あるところに賑やかな繁華街があります。
昼間はひっそりとしていますが、夜になると酒場やバー、ゲームセンターなどのネオンや明かりが賑やかに通りを彩ります。
そして、どこからともなく多くの若者や仕事帰りのビジネスマンが集まってきては、深夜あるいは明け方まで時を過ごすのです。
勉強をするなら誘惑となる物や機会を遠ざける
その近くに大手予備校がビルを構えました。が、地元の人の話によると、業績は今一つのようです。
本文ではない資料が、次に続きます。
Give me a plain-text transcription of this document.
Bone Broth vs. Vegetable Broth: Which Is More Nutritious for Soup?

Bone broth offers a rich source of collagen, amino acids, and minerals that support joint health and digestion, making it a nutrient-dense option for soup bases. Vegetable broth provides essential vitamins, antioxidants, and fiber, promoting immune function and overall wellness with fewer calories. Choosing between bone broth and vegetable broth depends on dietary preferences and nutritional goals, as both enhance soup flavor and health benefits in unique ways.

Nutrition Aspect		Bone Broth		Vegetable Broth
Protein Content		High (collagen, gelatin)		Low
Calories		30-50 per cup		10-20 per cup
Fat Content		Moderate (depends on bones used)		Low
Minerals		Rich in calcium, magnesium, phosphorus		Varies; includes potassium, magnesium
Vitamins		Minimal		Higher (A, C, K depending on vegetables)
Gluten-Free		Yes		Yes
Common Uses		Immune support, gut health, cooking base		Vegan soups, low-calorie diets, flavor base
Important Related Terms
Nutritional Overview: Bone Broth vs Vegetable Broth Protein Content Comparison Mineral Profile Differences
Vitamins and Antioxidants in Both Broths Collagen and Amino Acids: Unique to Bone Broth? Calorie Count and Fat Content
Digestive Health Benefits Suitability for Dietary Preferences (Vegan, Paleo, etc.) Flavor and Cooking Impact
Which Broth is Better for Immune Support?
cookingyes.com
設備も講師陣も立派なのに、同系列の他地域の予備校と比べて振るわない第一の原因が、その立地条件にあるのは誰の目にも明らかです。
私が予備校生だったら、勉強の息抜きとかなんとかもっもらしい理由を見つけて、帰りがけにふらっと立ち寄りってしまうことは十分考えられます。
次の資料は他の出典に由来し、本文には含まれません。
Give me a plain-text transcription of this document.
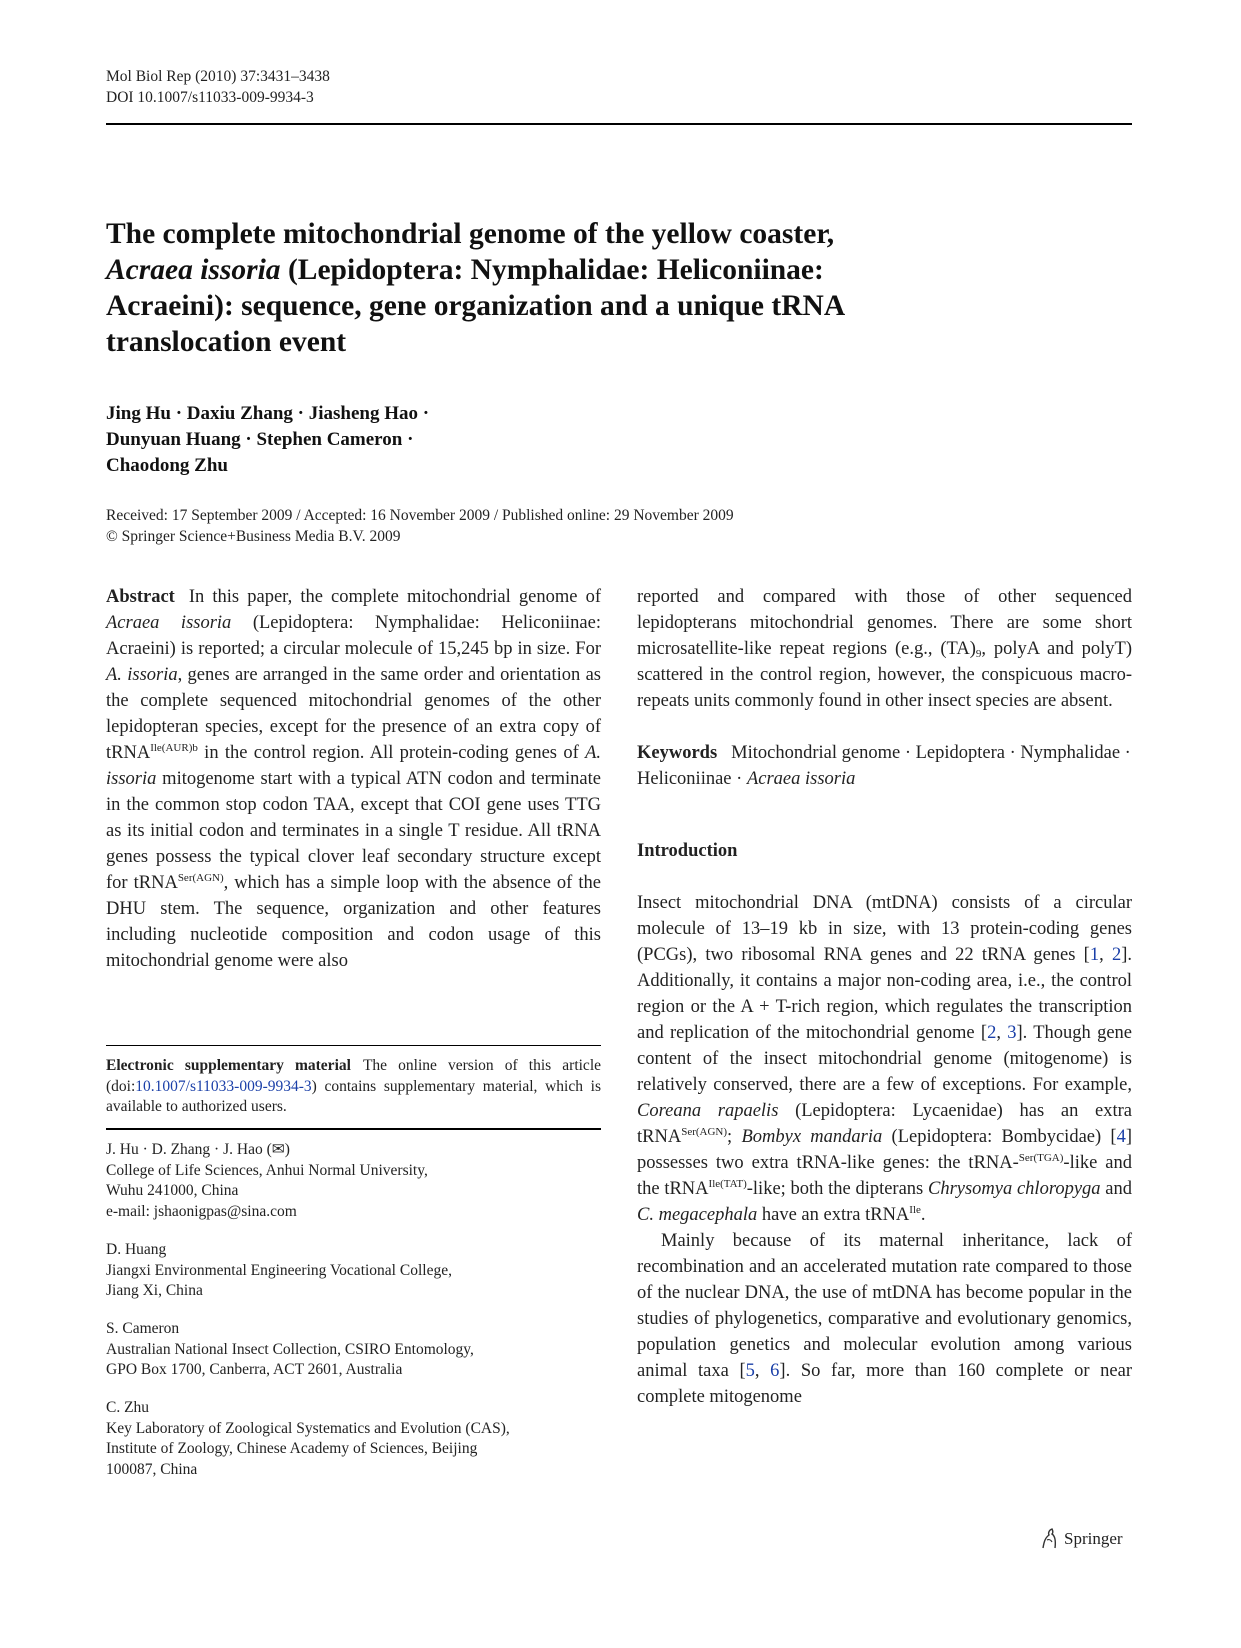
Mol Biol Rep (2010) 37:3431–3438
DOI 10.1007/s11033-009-9934-3
The complete mitochondrial genome of the yellow coaster,
Acraea issoria (Lepidoptera: Nymphalidae: Heliconiinae:
Acraeini): sequence, gene organization and a unique tRNA
translocation event
Jing Hu · Daxiu Zhang · Jiasheng Hao ·
Dunyuan Huang · Stephen Cameron ·
Chaodong Zhu
Received: 17 September 2009 / Accepted: 16 November 2009 / Published online: 29 November 2009
© Springer Science+Business Media B.V. 2009

Abstract In this paper, the complete mitochondrial genome of Acraea issoria (Lepidoptera: Nymphalidae: Heliconiinae: Acraeini) is reported; a circular molecule of 15,245 bp in size. For A. issoria, genes are arranged in the same order and orientation as the complete sequenced mitochondrial genomes of the other lepidopteran species, except for the presence of an extra copy of tRNA$^{Ile(AUR)b}$ in the control region. All protein-coding genes of A. issoria mitogenome start with a typical ATN codon and terminate in the common stop codon TAA, except that COI gene uses TTG as its initial codon and terminates in a single T residue. All tRNA genes possess the typical clover leaf secondary structure except for tRNA$^{Ser(AGN)}$, which has a simple loop with the absence of the DHU stem. The sequence, organization and other features including nucleotide composition and codon usage of this mitochondrial genome were also

Electronic supplementary material The online version of this article (doi:10.1007/s11033-009-9934-3) contains supplementary material, which is available to authorized users.
J. Hu · D. Zhang · J. Hao (✉)
College of Life Sciences, Anhui Normal University,
Wuhu 241000, China
e-mail: jshaonigpas@sina.com
D. Huang
Jiangxi Environmental Engineering Vocational College,
Jiang Xi, China
S. Cameron
Australian National Insect Collection, CSIRO Entomology,
GPO Box 1700, Canberra, ACT 2601, Australia
C. Zhu
Key Laboratory of Zoological Systematics and Evolution (CAS),
Institute of Zoology, Chinese Academy of Sciences, Beijing
100087, China

reported and compared with those of other sequenced lepidopterans mitochondrial genomes. There are some short microsatellite-like repeat regions (e.g., $(TA)_9$, polyA and polyT) scattered in the control region, however, the conspicuous macro-repeats units commonly found in other insect species are absent.

Keywords Mitochondrial genome · Lepidoptera · Nymphalidae · Heliconiinae · Acraea issoria

Introduction

Insect mitochondrial DNA (mtDNA) consists of a circular molecule of 13–19 kb in size, with 13 protein-coding genes (PCGs), two ribosomal RNA genes and 22 tRNA genes [1, 2]. Additionally, it contains a major non-coding area, i.e., the control region or the A + T-rich region, which regulates the transcription and replication of the mitochondrial genome [2, 3]. Though gene content of the insect mitochondrial genome (mitogenome) is relatively conserved, there are a few of exceptions. For example, Coreana rapaelis (Lepidoptera: Lycaenidae) has an extra tRNA$^{Ser(AGN)}$; Bombyx mandaria (Lepidoptera: Bombycidae) [4] possesses two extra tRNA-like genes: the tRNA-$^{Ser(TGA)}$-like and the tRNA$^{Ile(TAT)}$-like; both the dipterans Chrysomya chloropyga and C. megacephala have an extra tRNA$^{Ile}$.

Mainly because of its maternal inheritance, lack of recombination and an accelerated mutation rate compared to those of the nuclear DNA, the use of mtDNA has become popular in the studies of phylogenetics, comparative and evolutionary genomics, population genetics and molecular evolution among various animal taxa [5, 6]. So far, more than 160 complete or near complete mitogenome

Springer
たとえ良いものであっても、勉強や仕事をする時に、身近に置いておくと妨げになるようなものがあります。
例えば、テレビ。近くに置いていると、何となくスイッチを付けてしまい、ついつい見てしまい、時間を潰してしまうものです。
漫画本やスマホなどについても同じことが言えるでしょう。
また勉強や仕事に不要な本も、誘惑の機会になることもあります。
試験前になると、妙に本が面白かったという経験はありませんか。思わず度を過ぎて読んでしまい、試験勉強が全く進まなかったことが私にはよくありました。
ですから、ある目的のために時間を使おうと決めたら、邪魔になりそうな物は近づけないか、誘惑になりそうな機会や場所を避けた方が賢明です。
聖ヨハネ・マリア・ビアンネの話
十九世紀、フランスの片田舎のアルスという村を国内全土や国外からも人々が大挙して日参する巡礼地と変えてしまった聖人がいます。
その人、聖ヨハネ・マリア・ビアンネは、ただの主任神父に過ぎませんでした。
彼がその村に赴任した時、フランス革命の影響もあり、人々はひどい不信仰に陥いっていました。日曜日なのに平然と教会に行かない村人は大勢いたのです。
彼はその悪習の原因が、日曜日ごとに行われるダンスや街の酒場であることを知り、激しく糾弾しました。時には、涙をぼろぼろ流しながら村人に訴えたのです。
「私の兄弟たちよ、私はどうして泣かずにおられよう。地獄はあるのです。それなのにあなたたちは少しも注意しない。
あなたたちは、そこにやられるような暮らし方をしている。居酒屋で夜更かしをする。ダンスの罪に汚れた快楽をむさぼる。‥‥あなたたちは、神のみ旨にそむくことばかりしているのだ。
あなたたちが地獄に投げ入れられるのを、あなたたちの神父が黙って見ているとでも思いますか!」
当然ながら、あまりにも厳しいとの反発を買いましたが、心から村人の救霊を望む神父は少しも怯みません。
常人では真似ができないほどの多くの祈りと犠牲を捧げ続け、村人の信仰を回復しました。それには十年もの歳月を要したそうです。
私たちは自分の信仰生活を振り返り、時々糾明してみる必要があります。
それ自体は良いものでも、祈りをするときに気を散らしたり、邪魔になったりするものはないでしょうか。
祈りを怠る理由や言い分けとなっているものは、ないでしょうか。まんまと悪魔の誘惑にのってはいないでしょうか。
「道は、はっきりしている。道によこたわる障害もよくわかっている。障害を克服する武器もすばらしい。
それにもかかわらず、なんど道をふみはずし、なんどつまずいたことか。そうだろう?
あなたにも私にもわかっているあの細い糸、実は鉄の鎖をあなたは切りたくはなさそうだが、それこそ道をふみはずさせ、つまずかせ、倒すもとなのだ。